Equity Ratio = (134,000/ 472,000) = 28.389 %

We can conclude that ANZ motors' equity ratio is 28.389 %, implying that its equities are financing only 28.389% of the assets acquired.

It also implies that the company is highly leveraged- a high proportion of debt financing compared to equity financing. Consequently, it is a negative indicator for investors as it translates into a company that depends too much on borrowing. For investors and creditors, investing is a risky move.

Hence, ANZ motors might reduce its long-term debts by relying more on equities. Nevertheless, we can also say that the ratio is not a perfect tool to measure a company's financial health. 

There are certain aspects that the ratio cannot capture; for instance, the latter can be manipulated by the accounting of accrual-based revenue that increases retained earnings.

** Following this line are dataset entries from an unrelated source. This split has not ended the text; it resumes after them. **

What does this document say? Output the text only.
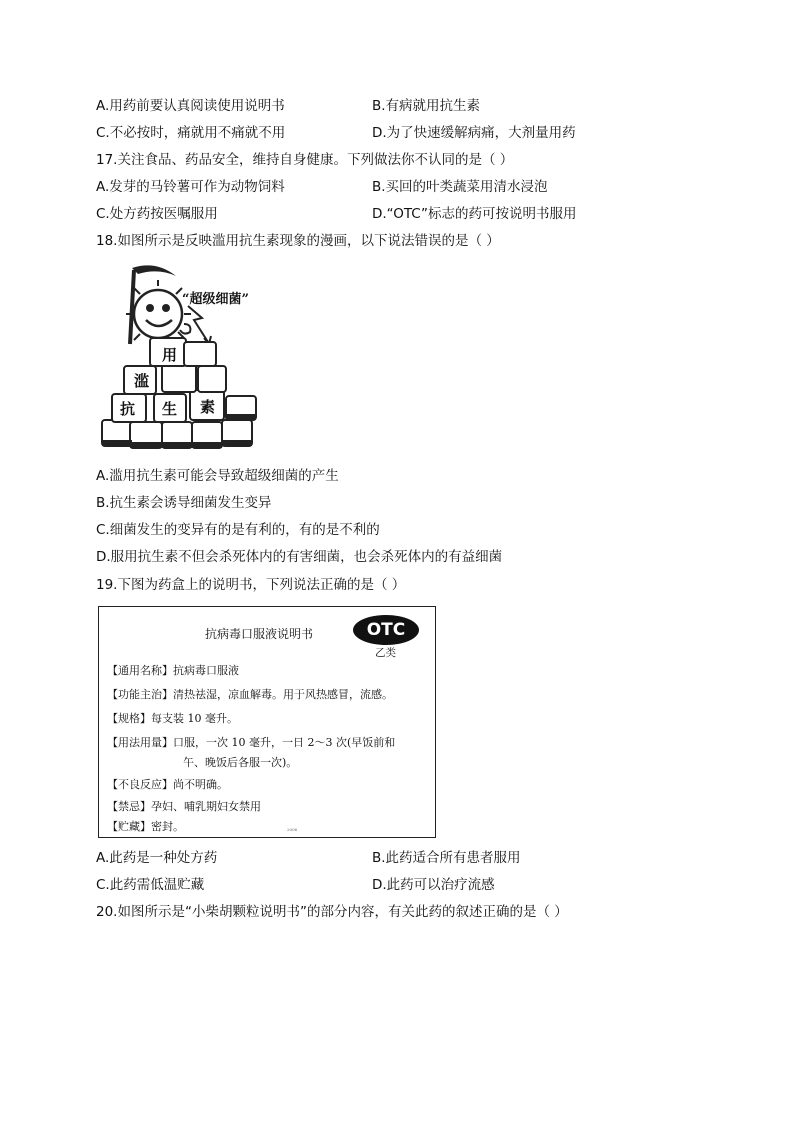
A.用药前要认真阅读使用说明书	B.有病就用抗生素
C.不必按时，痛就用不痛就不用	D.为了快速缓解病痛，大剂量用药
17.关注食品、药品安全，维持自身健康。下列做法你不认同的是（ ）
A.发芽的马铃薯可作为动物饲料	B.买回的叶类蔬菜用清水浸泡
C.处方药按医嘱服用	D.“OTC”标志的药可按说明书服用
18.如图所示是反映滥用抗生素现象的漫画，以下说法错误的是（ ）
“超级细菌”
滥
用
抗 生 素
A.滥用抗生素可能会导致超级细菌的产生
B.抗生素会诱导细菌发生变异
C.细菌发生的变异有的是有利的，有的是不利的
D.服用抗生素不但会杀死体内的有害细菌，也会杀死体内的有益细菌
19.下图为药盒上的说明书，下列说法正确的是（ ）
抗病毒口服液说明书	OTC
乙类
【通用名称】抗病毒口服液
【功能主治】清热祛湿，凉血解毒。用于风热感冒，流感。
【规格】每支装 10 毫升。
【用法用量】口服，一次 10 毫升，一日 2～3 次(早饭前和
午、晚饭后各服一次)。
【不良反应】尚不明确。
【禁忌】孕妇、哺乳期妇女禁用
【贮藏】密封。	2006
A.此药是一种处方药	B.此药适合所有患者服用
C.此药需低温贮藏	D.此药可以治疗流感
20.如图所示是“小柴胡颗粒说明书”的部分内容，有关此药的叙述正确的是（ ）
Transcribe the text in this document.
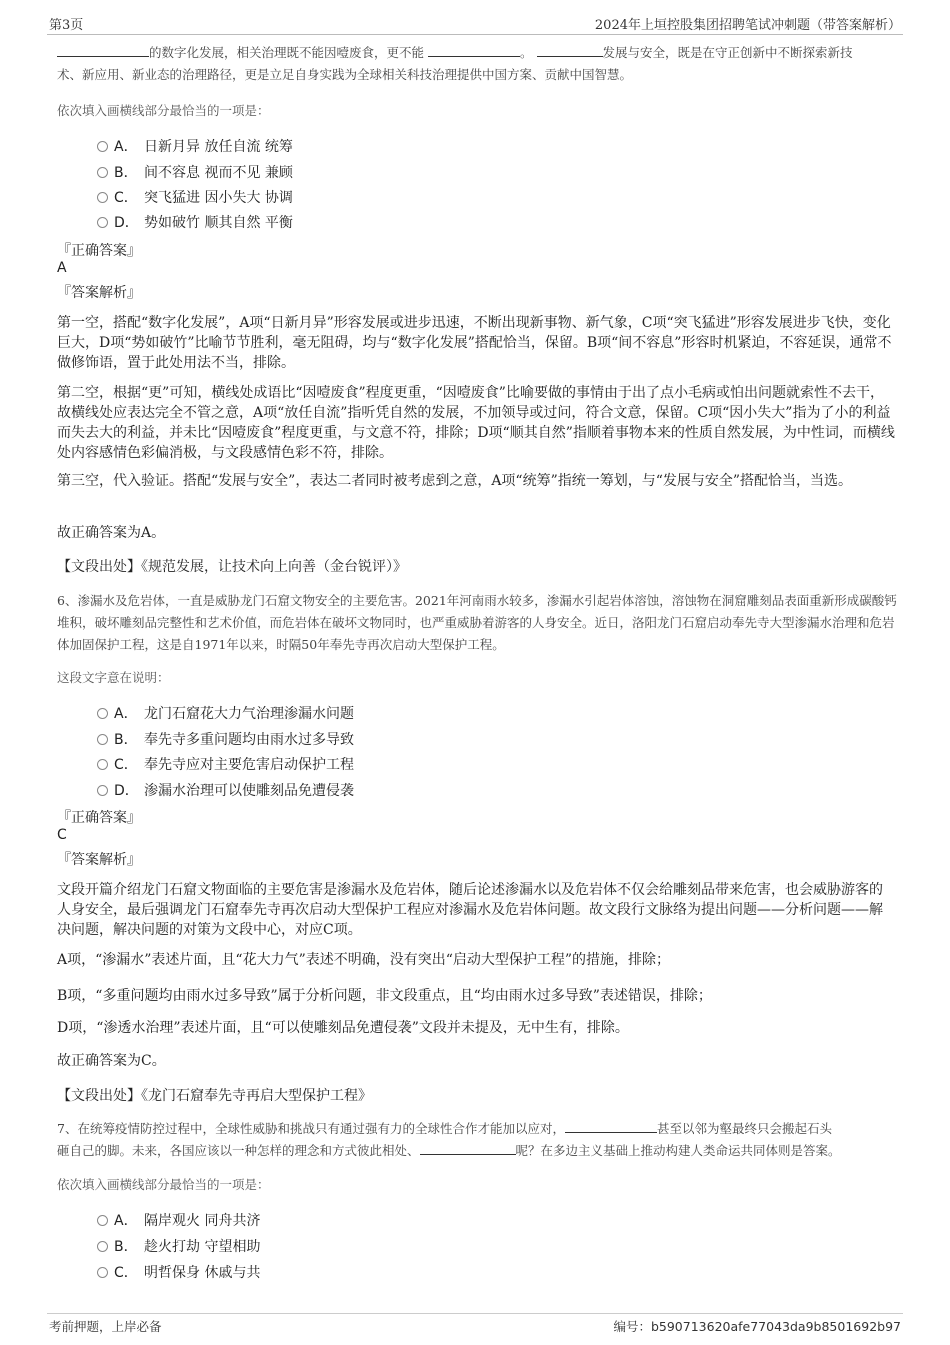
第3页	2024年上垣控股集团招聘笔试冲刺题（带答案解析）
的数字化发展，相关治理既不能因噎废食，更不能	。	发展与安全，既是在守正创新中不断探索新技
术、新应用、新业态的治理路径，更是立足自身实践为全球相关科技治理提供中国方案、贡献中国智慧。
依次填入画横线部分最恰当的一项是：
A． 日新月异 放任自流 统筹
B． 间不容息 视而不见 兼顾
C． 突飞猛进 因小失大 协调
D． 势如破竹 顺其自然 平衡
『正确答案』
A
『答案解析』
第一空，搭配“数字化发展”，A项“日新月异”形容发展或进步迅速，不断出现新事物、新气象，C项“突飞猛进”形容发展进步飞快，变化巨大，D项“势如破竹”比喻节节胜利，毫无阻碍，均与“数字化发展”搭配恰当，保留。B项“间不容息”形容时机紧迫，不容延误，通常不做修饰语，置于此处用法不当，排除。
第二空，根据“更”可知，横线处成语比“因噎废食”程度更重，“因噎废食”比喻要做的事情由于出了点小毛病或怕出问题就索性不去干，故横线处应表达完全不管之意，A项“放任自流”指听凭自然的发展，不加领导或过问，符合文意，保留。C项“因小失大”指为了小的利益而失去大的利益，并未比“因噎废食”程度更重，与文意不符，排除；D项“顺其自然”指顺着事物本来的性质自然发展，为中性词，而横线处内容感情色彩偏消极，与文段感情色彩不符，排除。
第三空，代入验证。搭配“发展与安全”，表达二者同时被考虑到之意，A项“统筹”指统一筹划，与“发展与安全”搭配恰当，当选。
故正确答案为A。
【文段出处】《规范发展，让技术向上向善（金台锐评）》
6、渗漏水及危岩体，一直是威胁龙门石窟文物安全的主要危害。2021年河南雨水较多，渗漏水引起岩体溶蚀，溶蚀物在洞窟雕刻品表面重新形成碳酸钙堆积，破坏雕刻品完整性和艺术价值，而危岩体在破坏文物同时，也严重威胁着游客的人身安全。近日，洛阳龙门石窟启动奉先寺大型渗漏水治理和危岩体加固保护工程，这是自1971年以来，时隔50年奉先寺再次启动大型保护工程。
这段文字意在说明：
A． 龙门石窟花大力气治理渗漏水问题
B． 奉先寺多重问题均由雨水过多导致
C． 奉先寺应对主要危害启动保护工程
D． 渗漏水治理可以使雕刻品免遭侵袭
『正确答案』
C
『答案解析』
文段开篇介绍龙门石窟文物面临的主要危害是渗漏水及危岩体，随后论述渗漏水以及危岩体不仅会给雕刻品带来危害，也会威胁游客的人身安全，最后强调龙门石窟奉先寺再次启动大型保护工程应对渗漏水及危岩体问题。故文段行文脉络为提出问题——分析问题——解决问题，解决问题的对策为文段中心，对应C项。
A项，“渗漏水”表述片面，且“花大力气”表述不明确，没有突出“启动大型保护工程”的措施，排除；
B项，“多重问题均由雨水过多导致”属于分析问题，非文段重点，且“均由雨水过多导致”表述错误，排除；
D项，“渗透水治理”表述片面，且“可以使雕刻品免遭侵袭”文段并未提及，无中生有，排除。
故正确答案为C。
【文段出处】《龙门石窟奉先寺再启大型保护工程》
7、在统筹疫情防控过程中，全球性威胁和挑战只有通过强有力的全球性合作才能加以应对，	甚至以邻为壑最终只会搬起石头
砸自己的脚。未来，各国应该以一种怎样的理念和方式彼此相处、	呢？在多边主义基础上推动构建人类命运共同体则是答案。
依次填入画横线部分最恰当的一项是：
A． 隔岸观火 同舟共济
B． 趁火打劫 守望相助
C． 明哲保身 休戚与共
考前押题，上岸必备	编号：b590713620afe77043da9b8501692b97
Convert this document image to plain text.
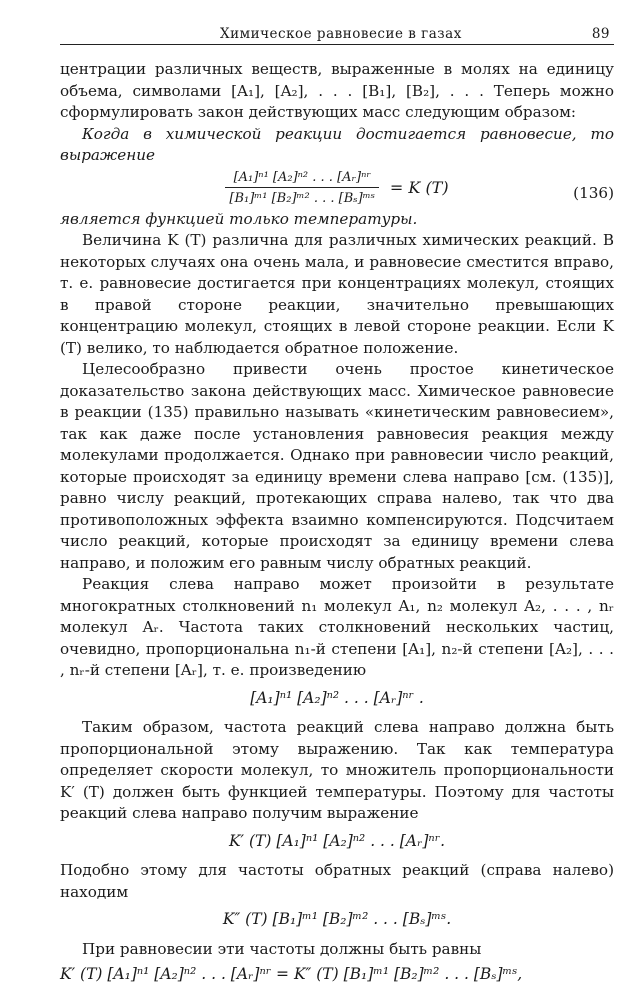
Химическое равновесие в газах	89

центрации различных веществ, выраженные в молях на единицу объема, символами [A₁], [A₂], . . . [B₁], [B₂], . . . Теперь можно сформулировать закон действующих масс следующим образом:

Когда в химической реакции достигается равновесие, то выражение

$\frac{\text{[A₁]ⁿ¹ [A₂]ⁿ² . . . [Aᵣ]ⁿʳ}}{\text{[B₁]ᵐ¹ [B₂]ᵐ² . . . [Bₛ]ᵐˢ}} = K$ (T)	(136)

является функцией только температуры.

Величина K (T) различна для различных химических реакций. В некоторых случаях она очень мала, и равновесие сместится вправо, т. е. равновесие достигается при концентрациях молекул, стоящих в правой стороне реакции, значительно превышающих концентрацию молекул, стоящих в левой стороне реакции. Если K (T) велико, то наблюдается обратное положение.

Целесообразно привести очень простое кинетическое доказательство закона действующих масс. Химическое равновесие в реакции (135) правильно называть «кинетическим равновесием», так как даже после установления равновесия реакция между молекулами продолжается. Однако при равновесии число реакций, которые происходят за единицу времени слева направо [см. (135)], равно числу реакций, протекающих справа налево, так что два противоположных эффекта взаимно компенсируются. Подсчитаем число реакций, которые происходят за единицу времени слева направо, и положим его равным числу обратных реакций.

Реакция слева направо может произойти в результате многократных столкновений n₁ молекул A₁, n₂ молекул A₂, . . . , nᵣ молекул Aᵣ. Частота таких столкновений нескольких частиц, очевидно, пропорциональна n₁-й степени [A₁], n₂-й степени [A₂], . . . , nᵣ-й степени [Aᵣ], т. е. произведению

[A₁]ⁿ¹ [A₂]ⁿ² . . . [Aᵣ]ⁿʳ .

Таким образом, частота реакций слева направо должна быть пропорциональной этому выражению. Так как температура определяет скорости молекул, то множитель пропорциональности K′ (T) должен быть функцией температуры. Поэтому для частоты реакций слева направо получим выражение

K′ (T) [A₁]ⁿ¹ [A₂]ⁿ² . . . [Aᵣ]ⁿʳ.

Подобно этому для частоты обратных реакций (справа налево) находим

K″ (T) [B₁]ᵐ¹ [B₂]ᵐ² . . . [Bₛ]ᵐˢ.

При равновесии эти частоты должны быть равны

K′ (T) [A₁]ⁿ¹ [A₂]ⁿ² . . . [Aᵣ]ⁿʳ = K″ (T) [B₁]ᵐ¹ [B₂]ᵐ² . . . [Bₛ]ᵐˢ,
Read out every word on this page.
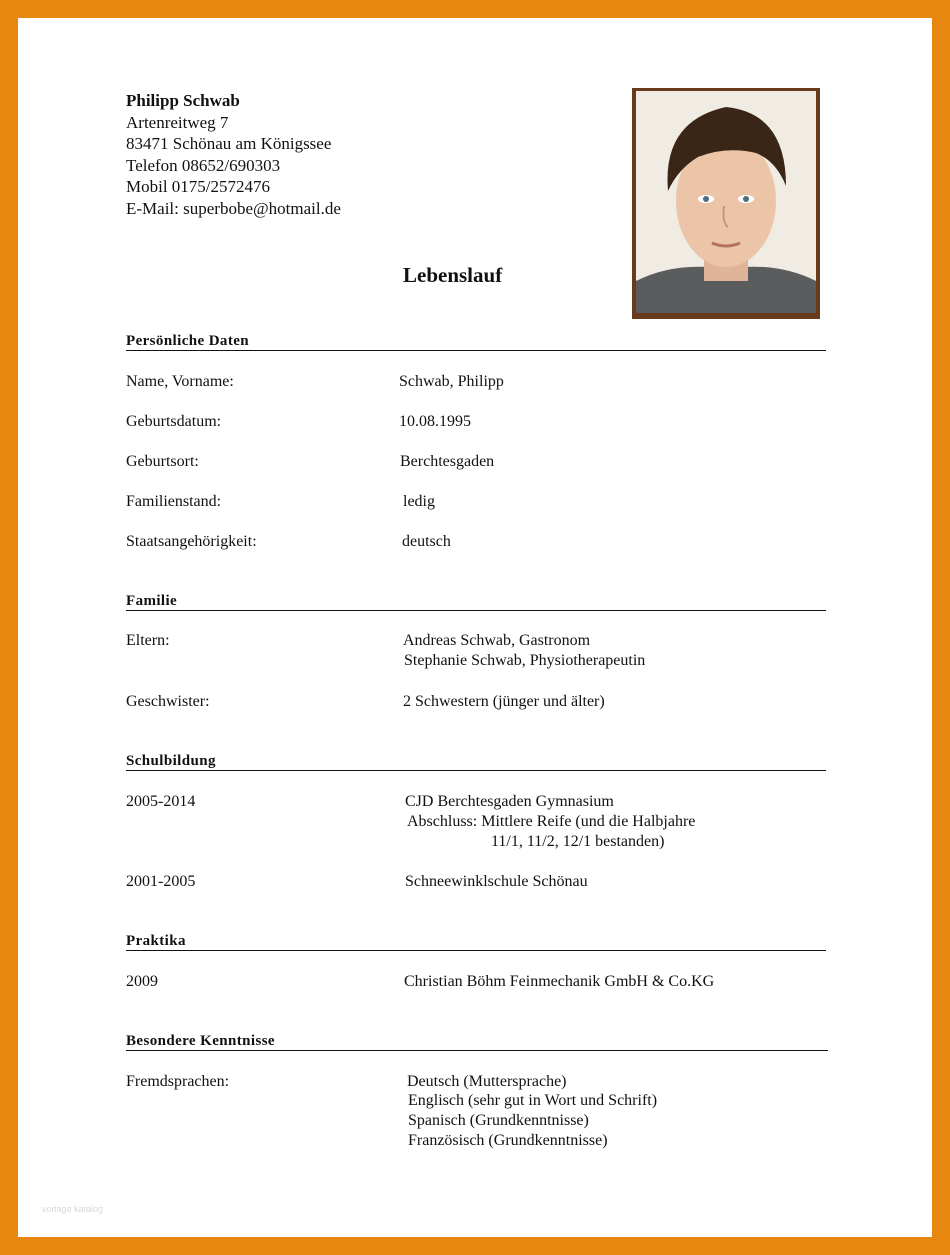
Philipp Schwab
Artenreitweg 7
83471 Schönau am Königssee
Telefon 08652/690303
Mobil 0175/2572476
E-Mail: superbobe@hotmail.de
Lebenslauf
Persönliche Daten
Name, Vorname:	Schwab, Philipp
Geburtsdatum:	10.08.1995
Geburtsort:	Berchtesgaden
Familienstand:	ledig
Staatsangehörigkeit:	deutsch
Familie
Eltern:	Andreas Schwab, Gastronom
Stephanie Schwab, Physiotherapeutin
Geschwister:	2 Schwestern (jünger und älter)
Schulbildung
2005-2014	CJD Berchtesgaden Gymnasium
Abschluss: Mittlere Reife (und die Halbjahre
11/1, 11/2, 12/1 bestanden)
2001-2005	Schneewinklschule Schönau
Praktika
2009	Christian Böhm Feinmechanik GmbH & Co.KG
Besondere Kenntnisse
Fremdsprachen:	Deutsch (Muttersprache)
Englisch (sehr gut in Wort und Schrift)
Spanisch (Grundkenntnisse)
Französisch (Grundkenntnisse)
vorlage katalog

The latter indicates how much equity a company uses to fund its assets. It can also be referred to as the shareholder's equity ratio. The formula for the latter requires two variables: total equity and total assets.

The results of the above-mentioned ratio are usually expressed as a percentage. Businesses with a lower than 50% ratio are considered leveraged, while those with more than 50% are called conservative companies.

The higher the ratio is, the easier it will be for shareholders and creditors to take possession of the company's assets in the event it's liquidated.